Acrobat: Reduce the file size of a scanned PDF
February 22, 2011My friend and ex-roomie, Kristin, emailed me with a problem. She had a couple of large PDF documents and she wanted to know if I could reduce them in size without them ‘going fuzzy’.
The documents were a 2-page statement of academic and extra-curricula record from her son’s school, and his end of Year 12 school reference (1 page). Both had been scanned as images from the originals, and both were well over 4 MB in size, even though they were small in their number of pages.

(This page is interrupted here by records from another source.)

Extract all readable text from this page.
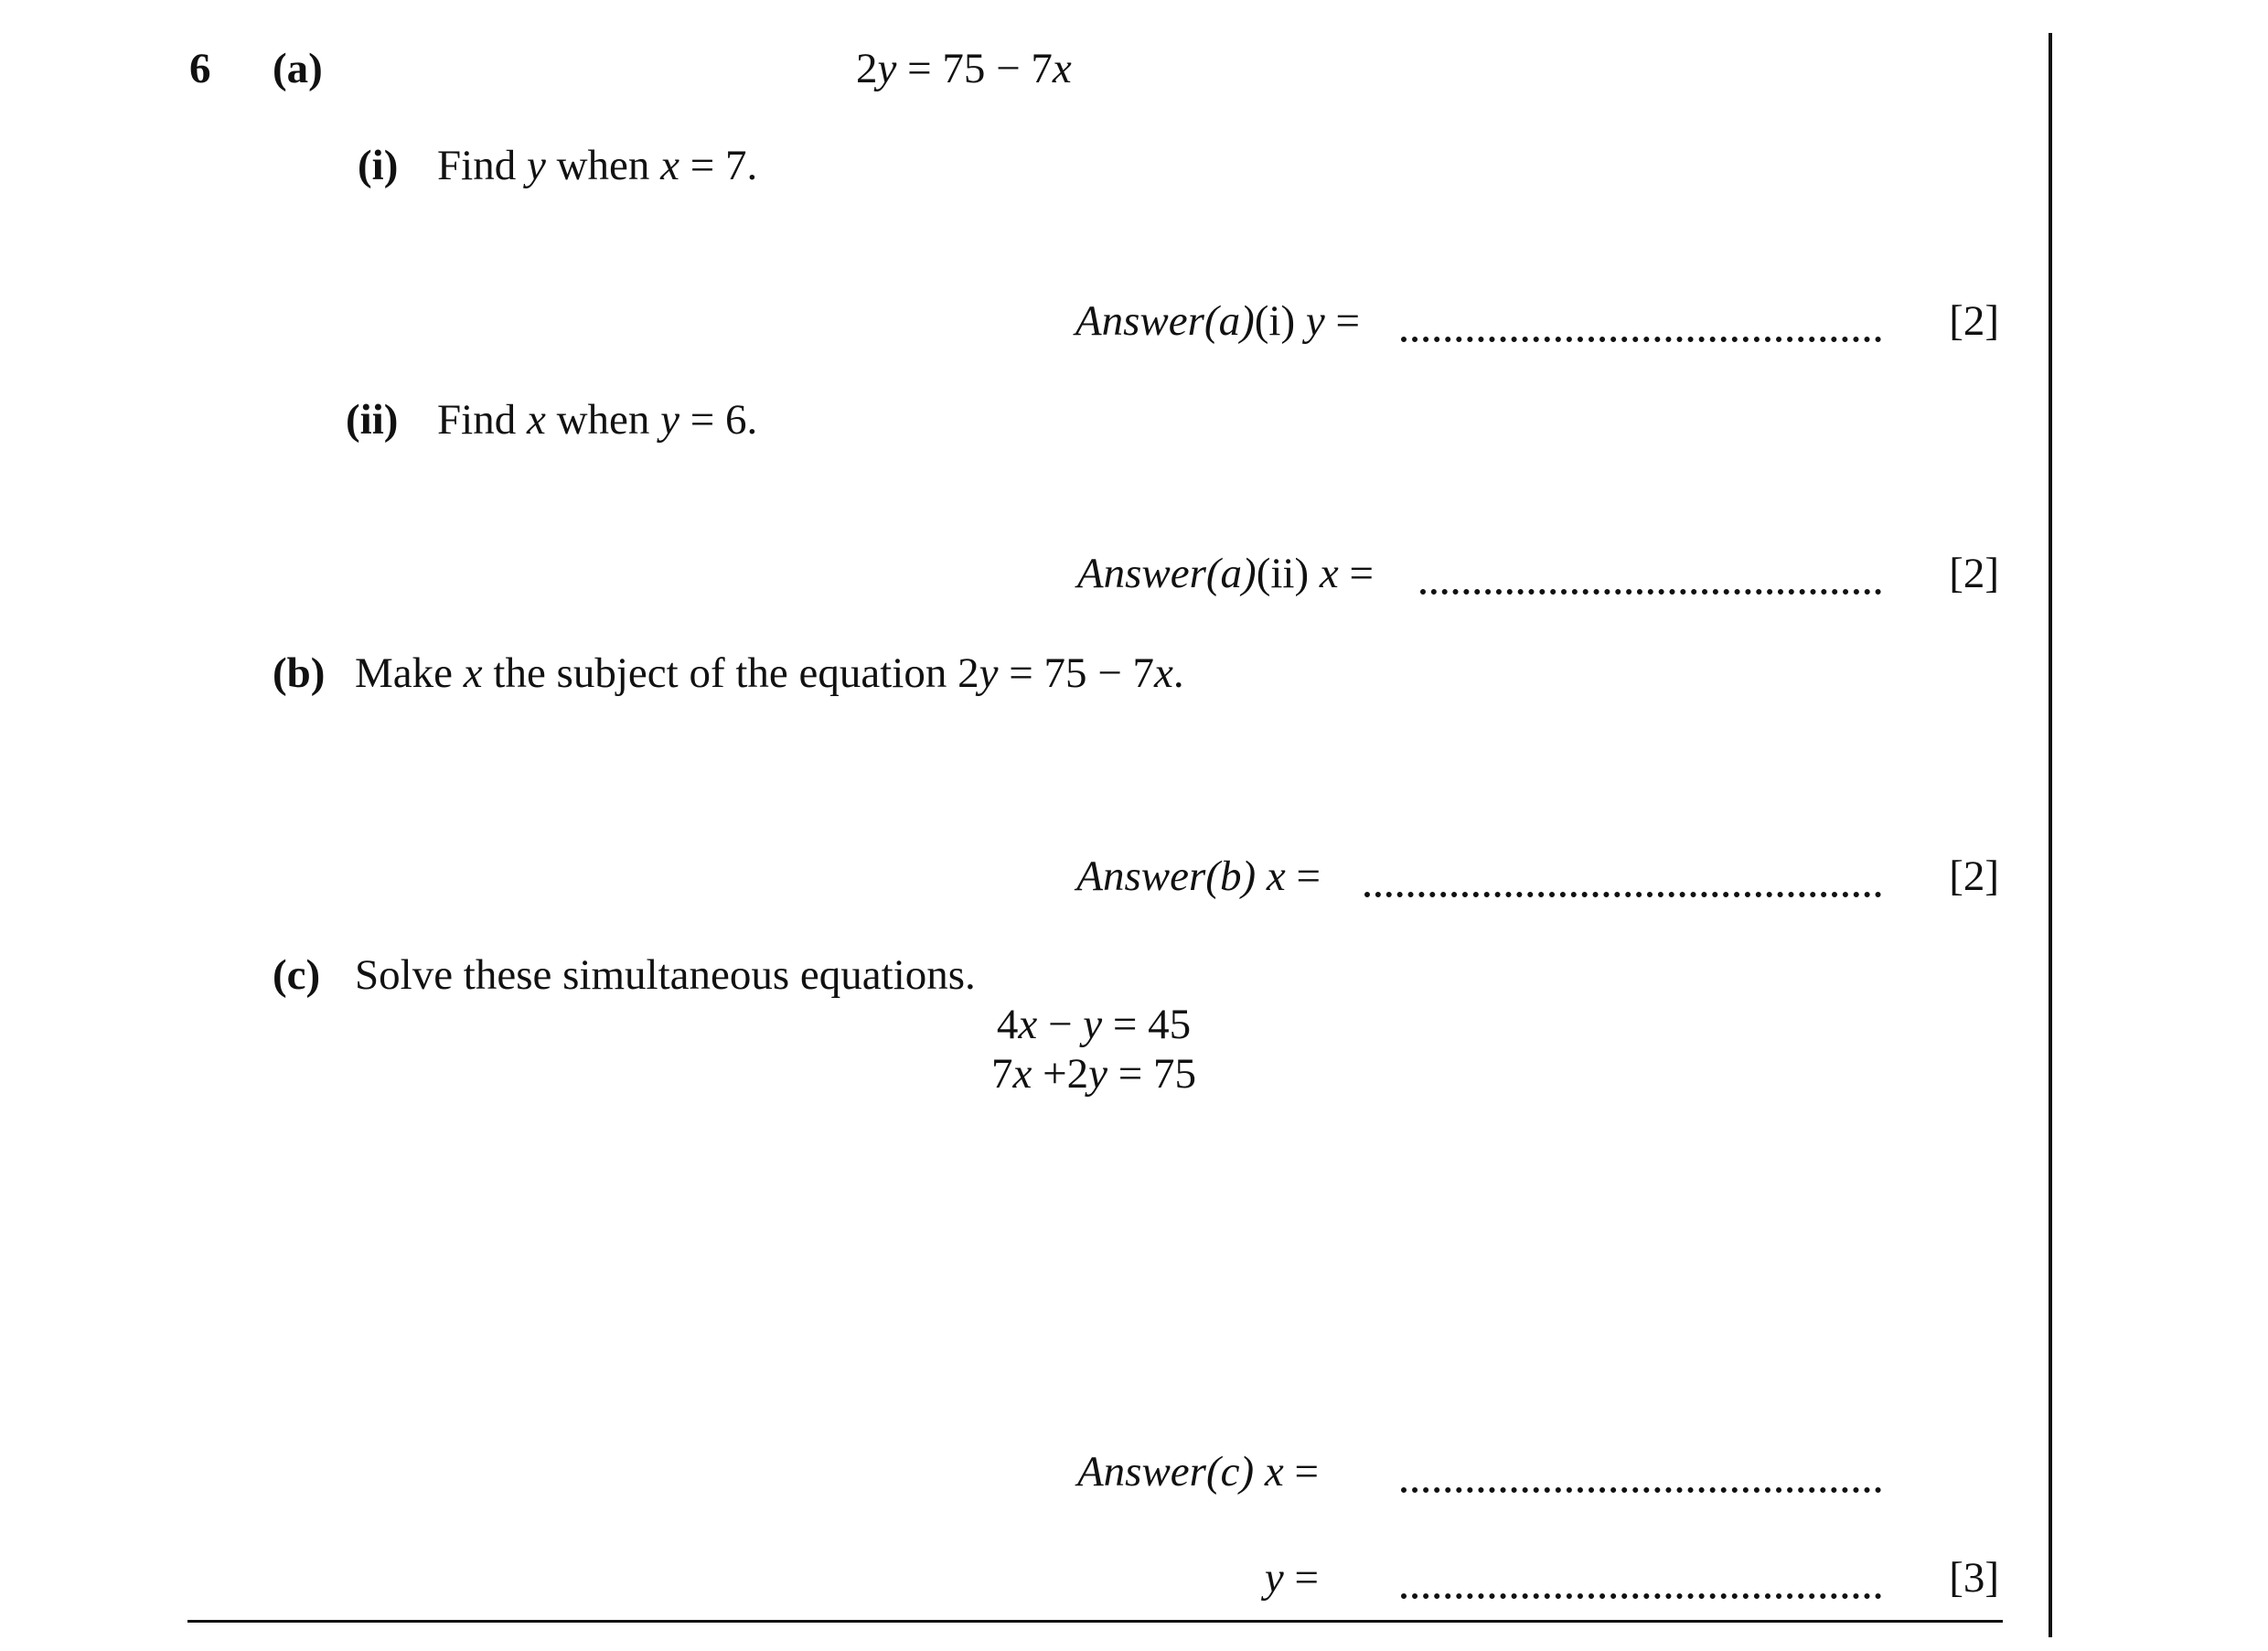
6 (a)	2y = 75 − 7x
(i) Find y when x = 7.
Answer(a)(i) y =	[2]
(ii) Find x when y = 6.
Answer(a)(ii) x =	[2]
(b) Make x the subject of the equation 2y = 75 − 7x.
Answer(b) x =	[2]
(c) Solve these simultaneous equations.
4x − y = 45
7x +2y = 75
Answer(c) x =
y =	[3]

I tried several methods using screen capture tools without much success, then remembered reading about something in Acrobat that compresses or reduces a file’s size. A quick hunt in the menus and I found it (in Acrobat 9 Professional, it’s PDF Optimizer under the Advanced menu).

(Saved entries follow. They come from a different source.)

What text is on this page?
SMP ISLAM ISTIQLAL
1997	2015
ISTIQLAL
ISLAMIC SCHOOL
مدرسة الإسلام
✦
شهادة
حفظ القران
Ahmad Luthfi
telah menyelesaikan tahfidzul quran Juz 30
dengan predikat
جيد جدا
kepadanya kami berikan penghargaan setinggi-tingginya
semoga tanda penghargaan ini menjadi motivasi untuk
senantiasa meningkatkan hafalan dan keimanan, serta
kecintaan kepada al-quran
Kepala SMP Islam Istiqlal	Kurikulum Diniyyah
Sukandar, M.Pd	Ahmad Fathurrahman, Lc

I ran PDF Optimizer, leaving all the default settings as they were, and it reduced the file size for both documents to just over 200 KB each.
I was happy, Kristin was happy, her son was happy, and I didn’t even have to fiddle with any settings!



Yes, that is a great feature of Acrobat Pro. I believe it was “Reduce File Size” under the File menu in earlier versions. Indispensible, in my opinion.
I think there is a gotcha. These types of scans may be easy to reduce. I think a document with a photo (lots of pixels) may be the type that doesn’t reduce well. Trial and error.
It may also be the printer’s scan method (I think). My husband has scanned photos for his online book sales. Our old Brother printer scanned them at 25 MB (BMP). He converted them in Paint Shop Pro. Our newer Canon MP190 is more conservative with the bits and bytes.